Based on a request by prosecutors, the Special Court for Sierra Leone judges today suspended the cross-examination of Charles Taylor’s defense witness whose direct-examination was concluded this morning by defense lawyers for the former Liberian president.
Charles Ngebeh, a Sierra Leonean witness and former arms repairer for Sierra Leone’s Revolutionary United Front (RUF), has been testifying for Mr. Taylor, who is on trial for allegedly providing support to RUF rebels while as leader of the National Patriotic Front of Liberia (NPFL) rebel group and as president of Liberia. Mr. Taylor has denied the allegations against him.
As Terry Munyard, defense counsel for Mr. Taylor concluded the direct-examination of Mr. Ngebeh today, prosecution counsel, Ms. Brenda Hollis, requested that the cross-examination of the witness be suspended because certain things to which Mr. Ngebeh testified had not been contained in his statement disclosed to prosecutors. She told the judges that the information provided by defense lawyers was insufficient for the cross-examination of the witness.
“Prosecution therefore is unable at this time to cross-examine this witness because of the inadequacy of the summary. We are unable to achieve the purpose of cross-examination, which is to test the evidence for the benefit of the fact-finders, that is, for the benefit of your honors. That’s why cross-examination is allowed and that’s why it’s so important,” Ms. Hollis told the judges.
Ms. Hollis further added that there were inconsistencies in the witness’s oral testimony in court and his written statement made to defense investigators.
Defense counsel for Mr. Taylor, Mr. Munyard, objected to the prosecution’s request for the suspension of the witness’s cross-examination, telling the judges that the prosecution had not given enough reasons to delay the cross-examination of the witness.
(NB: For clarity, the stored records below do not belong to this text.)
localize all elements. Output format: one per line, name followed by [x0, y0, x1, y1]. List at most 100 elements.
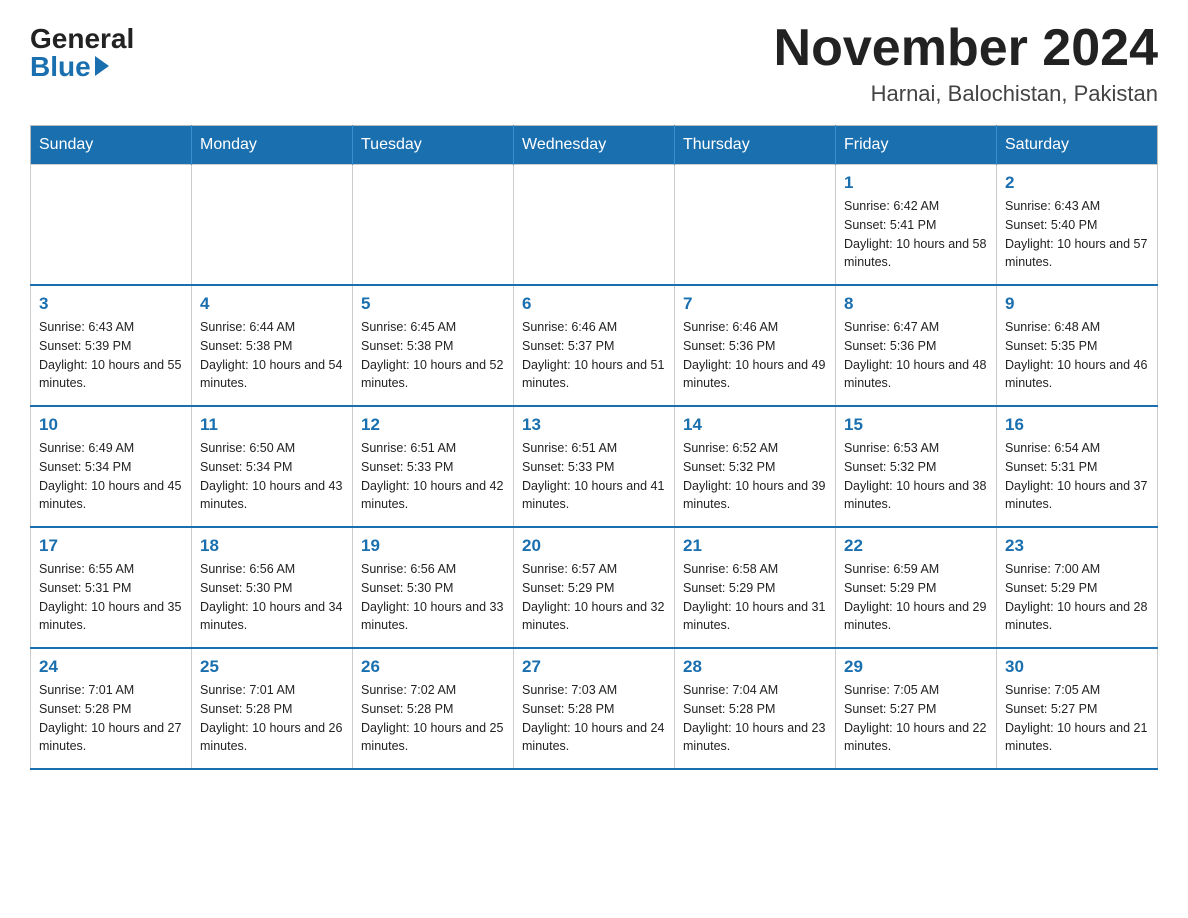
- calendar-week-2: 10Sunrise: 6:49 AMSunset: 5:34 PMDayligh…: [31, 406, 1158, 527]
- cell-sun-info: Sunrise: 7:03 AMSunset: 5:28 PMDaylight:…: [522, 681, 666, 756]
- cell-date-number: 8: [844, 294, 988, 314]
- cell-sun-info: Sunrise: 6:51 AMSunset: 5:33 PMDaylight:…: [361, 439, 505, 514]
- day-header-tuesday: Tuesday: [353, 126, 514, 165]
- cell-sun-info: Sunrise: 6:43 AMSunset: 5:39 PMDaylight:…: [39, 318, 183, 393]
- calendar-cell: 11 Sunrise: 6:50 AMSunset: 5:34 PMDayligh…: [192, 406, 353, 527]
- cell-date-number: 13: [522, 415, 666, 435]
- calendar-cell: 29 Sunrise: 7:05 AMSunset: 5:27 PMDayligh…: [836, 648, 997, 769]
- calendar-cell: 16Sunrise: 6:54 AMSunset: 5:31 PMDayligh…: [997, 406, 1158, 527]
- title-block: November 2024 Harnai, Balochistan, Pakis…: [774, 20, 1158, 107]
- cell-date-number: 9: [1005, 294, 1149, 314]
- day-header-monday: Monday: [192, 126, 353, 165]
- cell-sun-info: Sunrise: 6:50 AMSunset: 5:34 PMDaylight:…: [200, 439, 344, 514]
- cell-date-number: 2: [1005, 173, 1149, 193]
- day-header-friday: Friday: [836, 126, 997, 165]
- cell-sun-info: Sunrise: 6:56 AMSunset: 5:30 PMDaylight:…: [200, 560, 344, 635]
- calendar-cell: 15 Sunrise: 6:53 AMSunset: 5:32 PMDayligh…: [836, 406, 997, 527]
- cell-date-number: 23: [1005, 536, 1149, 556]
- cell-sun-info: Sunrise: 6:45 AMSunset: 5:38 PMDaylight:…: [361, 318, 505, 393]
- logo-blue-text: Blue: [30, 53, 109, 81]
- calendar-cell: 28Sunrise: 7:04 AMSunset: 5:28 PMDayligh…: [675, 648, 836, 769]
- cell-sun-info: Sunrise: 7:01 AMSunset: 5:28 PMDaylight:…: [200, 681, 344, 756]
- calendar-cell: [31, 165, 192, 286]
- cell-date-number: 1: [844, 173, 988, 193]
- calendar-cell: 26 Sunrise: 7:02 AMSunset: 5:28 PMDayligh…: [353, 648, 514, 769]
- cell-sun-info: Sunrise: 7:00 AMSunset: 5:29 PMDaylight:…: [1005, 560, 1149, 635]
- cell-date-number: 6: [522, 294, 666, 314]
- cell-date-number: 24: [39, 657, 183, 677]
- cell-date-number: 17: [39, 536, 183, 556]
- calendar-cell: 30 Sunrise: 7:05 AMSunset: 5:27 PMDayligh…: [997, 648, 1158, 769]
- calendar-title: November 2024: [774, 20, 1158, 77]
- calendar-cell: 23 Sunrise: 7:00 AMSunset: 5:29 PMDayligh…: [997, 527, 1158, 648]
- cell-sun-info: Sunrise: 6:47 AMSunset: 5:36 PMDaylight:…: [844, 318, 988, 393]
- cell-sun-info: Sunrise: 6:51 AMSunset: 5:33 PMDaylight:…: [522, 439, 666, 514]
- calendar-cell: [675, 165, 836, 286]
- page-header: General Blue November 2024 Harnai, Baloc…: [30, 20, 1158, 107]
- calendar-cell: [192, 165, 353, 286]
- calendar-week-0: 1Sunrise: 6:42 AMSunset: 5:41 PMDaylight…: [31, 165, 1158, 286]
- logo: General Blue: [30, 20, 134, 81]
- cell-sun-info: Sunrise: 6:56 AMSunset: 5:30 PMDaylight:…: [361, 560, 505, 635]
- cell-sun-info: Sunrise: 7:05 AMSunset: 5:27 PMDaylight:…: [1005, 681, 1149, 756]
- calendar-body: 1Sunrise: 6:42 AMSunset: 5:41 PMDaylight…: [31, 165, 1158, 770]
- cell-date-number: 30: [1005, 657, 1149, 677]
- calendar-week-3: 17 Sunrise: 6:55 AMSunset: 5:31 PMDayligh…: [31, 527, 1158, 648]
- day-header-sunday: Sunday: [31, 126, 192, 165]
- calendar-cell: [514, 165, 675, 286]
- calendar-cell: 6 Sunrise: 6:46 AMSunset: 5:37 PMDaylight…: [514, 285, 675, 406]
- calendar-cell: 19 Sunrise: 6:56 AMSunset: 5:30 PMDayligh…: [353, 527, 514, 648]
- cell-date-number: 27: [522, 657, 666, 677]
- cell-sun-info: Sunrise: 6:43 AMSunset: 5:40 PMDaylight:…: [1005, 197, 1149, 272]
- calendar-week-1: 3 Sunrise: 6:43 AMSunset: 5:39 PMDaylight…: [31, 285, 1158, 406]
- calendar-cell: 8 Sunrise: 6:47 AMSunset: 5:36 PMDaylight…: [836, 285, 997, 406]
- calendar-cell: 4 Sunrise: 6:44 AMSunset: 5:38 PMDaylight…: [192, 285, 353, 406]
- calendar-table: SundayMondayTuesdayWednesdayThursdayFrid…: [30, 125, 1158, 770]
- cell-sun-info: Sunrise: 7:02 AMSunset: 5:28 PMDaylight:…: [361, 681, 505, 756]
- calendar-cell: 5Sunrise: 6:45 AMSunset: 5:38 PMDaylight…: [353, 285, 514, 406]
- cell-date-number: 18: [200, 536, 344, 556]
- calendar-cell: 20Sunrise: 6:57 AMSunset: 5:29 PMDayligh…: [514, 527, 675, 648]
- cell-sun-info: Sunrise: 6:53 AMSunset: 5:32 PMDaylight:…: [844, 439, 988, 514]
- cell-sun-info: Sunrise: 6:49 AMSunset: 5:34 PMDaylight:…: [39, 439, 183, 514]
- calendar-cell: 17 Sunrise: 6:55 AMSunset: 5:31 PMDayligh…: [31, 527, 192, 648]
- cell-sun-info: Sunrise: 6:46 AMSunset: 5:37 PMDaylight:…: [522, 318, 666, 393]
- cell-date-number: 25: [200, 657, 344, 677]
- calendar-cell: 25 Sunrise: 7:01 AMSunset: 5:28 PMDayligh…: [192, 648, 353, 769]
- cell-sun-info: Sunrise: 6:58 AMSunset: 5:29 PMDaylight:…: [683, 560, 827, 635]
- cell-sun-info: Sunrise: 7:01 AMSunset: 5:28 PMDaylight:…: [39, 681, 183, 756]
- calendar-header: SundayMondayTuesdayWednesdayThursdayFrid…: [31, 126, 1158, 165]
- cell-sun-info: Sunrise: 7:05 AMSunset: 5:27 PMDaylight:…: [844, 681, 988, 756]
- day-header-wednesday: Wednesday: [514, 126, 675, 165]
- calendar-cell: 9 Sunrise: 6:48 AMSunset: 5:35 PMDaylight…: [997, 285, 1158, 406]
- cell-date-number: 7: [683, 294, 827, 314]
- calendar-cell: 10Sunrise: 6:49 AMSunset: 5:34 PMDayligh…: [31, 406, 192, 527]
- cell-date-number: 29: [844, 657, 988, 677]
- calendar-cell: 21Sunrise: 6:58 AMSunset: 5:29 PMDayligh…: [675, 527, 836, 648]
- logo-triangle-icon: [95, 56, 109, 76]
- cell-date-number: 26: [361, 657, 505, 677]
- cell-sun-info: Sunrise: 6:59 AMSunset: 5:29 PMDaylight:…: [844, 560, 988, 635]
- cell-date-number: 19: [361, 536, 505, 556]
- calendar-cell: 27 Sunrise: 7:03 AMSunset: 5:28 PMDayligh…: [514, 648, 675, 769]
- cell-sun-info: Sunrise: 6:54 AMSunset: 5:31 PMDaylight:…: [1005, 439, 1149, 514]
- calendar-cell: 1Sunrise: 6:42 AMSunset: 5:41 PMDaylight…: [836, 165, 997, 286]
- calendar-cell: 18 Sunrise: 6:56 AMSunset: 5:30 PMDayligh…: [192, 527, 353, 648]
- cell-date-number: 11: [200, 415, 344, 435]
- cell-sun-info: Sunrise: 6:57 AMSunset: 5:29 PMDaylight:…: [522, 560, 666, 635]
- day-header-saturday: Saturday: [997, 126, 1158, 165]
- calendar-cell: 12 Sunrise: 6:51 AMSunset: 5:33 PMDayligh…: [353, 406, 514, 527]
- cell-sun-info: Sunrise: 6:55 AMSunset: 5:31 PMDaylight:…: [39, 560, 183, 635]
- cell-sun-info: Sunrise: 6:48 AMSunset: 5:35 PMDaylight:…: [1005, 318, 1149, 393]
- calendar-cell: 13 Sunrise: 6:51 AMSunset: 5:33 PMDayligh…: [514, 406, 675, 527]
- cell-date-number: 15: [844, 415, 988, 435]
- calendar-cell: 24 Sunrise: 7:01 AMSunset: 5:28 PMDayligh…: [31, 648, 192, 769]
- cell-date-number: 4: [200, 294, 344, 314]
- calendar-cell: 22Sunrise: 6:59 AMSunset: 5:29 PMDayligh…: [836, 527, 997, 648]
- day-header-row: SundayMondayTuesdayWednesdayThursdayFrid…: [31, 126, 1158, 165]
- calendar-cell: 14Sunrise: 6:52 AMSunset: 5:32 PMDayligh…: [675, 406, 836, 527]
- logo-general-text: General: [30, 25, 134, 53]
- cell-date-number: 12: [361, 415, 505, 435]
- cell-sun-info: Sunrise: 6:44 AMSunset: 5:38 PMDaylight:…: [200, 318, 344, 393]
- cell-date-number: 3: [39, 294, 183, 314]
According to Mr. Munyard, “the test for the court to determine is whether the prosecution has demonstrated such undue prejudice that it is in the interest of justice to disclose the statement. In other words, what the prosecution is saying is, without the statement, we can’t reasonably proceed to cross-examination. In our submission, of course they can reasonably proceed to cross-examination.”
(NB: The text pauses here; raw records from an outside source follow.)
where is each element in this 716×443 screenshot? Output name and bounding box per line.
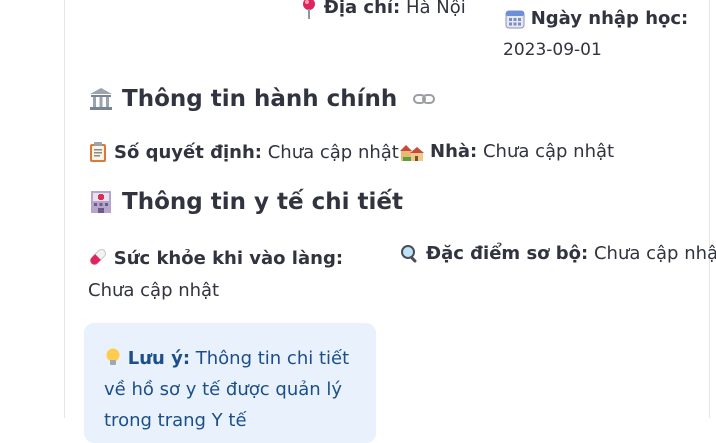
decision-field: Số quyết định: Chưa cập nhật (88, 141, 399, 163)
link-icon[interactable] (413, 92, 436, 106)
note-text: Lưu ý: Thông tin chi tiết về hồ sơ y tế … (104, 343, 366, 436)
admin-section-heading: Thông tin hành chính (88, 86, 436, 112)
enrollment-label-row: Ngày nhập học: (505, 8, 688, 29)
preliminary-label: Đặc điểm sơ bộ: (426, 243, 589, 264)
pill-icon (88, 247, 108, 267)
preliminary-value: Chưa cập nhật (593, 243, 716, 264)
health-label: Sức khỏe khi vào làng: (113, 248, 344, 269)
note-label: Lưu ý: (127, 348, 191, 369)
calendar-icon (505, 9, 525, 29)
address-label: Địa chỉ: (323, 0, 401, 18)
house-field: Nhà: Chưa cập nhật (400, 141, 614, 162)
admin-section-title: Thông tin hành chính (122, 86, 398, 112)
house-label: Nhà: (430, 141, 478, 162)
panel-left-border (64, 0, 65, 418)
hospital-icon (88, 189, 114, 215)
health-value: Chưa cập nhật (88, 280, 220, 301)
info-note: Lưu ý: Thông tin chi tiết về hồ sơ y tế … (84, 323, 376, 443)
medical-section-title: Thông tin y tế chi tiết (122, 189, 403, 215)
magnifier-icon (400, 244, 420, 264)
decision-value: Chưa cập nhật (267, 141, 399, 163)
health-field: Sức khỏe khi vào làng: Chưa cập nhật (88, 243, 373, 307)
panel-right-border (709, 0, 710, 418)
classical-building-icon (88, 86, 114, 112)
lightbulb-icon (104, 347, 122, 367)
enrollment-value: 2023-09-01 (503, 40, 602, 60)
decision-label: Số quyết định: (114, 141, 262, 163)
medical-section-heading: Thông tin y tế chi tiết (88, 189, 403, 215)
houses-icon (400, 142, 424, 162)
preliminary-field: Đặc điểm sơ bộ: Chưa cập nhật (400, 243, 716, 264)
house-value: Chưa cập nhật (482, 141, 615, 162)
address-value: Hà Nội (406, 0, 466, 18)
address-field: Địa chỉ: Hà Nội (300, 0, 466, 19)
enrollment-label: Ngày nhập học: (530, 8, 689, 29)
clipboard-icon (88, 141, 108, 163)
pin-icon (300, 0, 318, 19)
After hearing arguments on both sides and conferring with her colleagues, presiding judge, Justice Julia Sebutinde, issued a ruling that while agreeing with the prosecution that the witness’s cross-examination should be suspended, his written statement disclosed by defense lawyers did not necessarily contradict his testimony in court.
“The Trial Chamber is of the view that although the summary is inadequate, what little there is of it is not necessarily inconsistent with the witness’s testimony given in chief. The Trial Chamber therefore finds that the proper remedy for the prosecution complaints is to allow the prosecution some time to prepare its cross-examination of the witness in respect of those parts of his testimony that were not contained in his summary,” Justice Sebutinde said.
This is the second time that prosecutors have requested the suspension of the cross-examination of a defense witness. As Mr. Ngebeh was led out of court today, another defense witness, John Vincent, a Liberian from Bomi County in Liberia, took the witness stand. As defense lawyers commenced the direct-examination of the witness, the court adjourned for the day.
Mr. Vincent’s direct-examination continues tomorrow.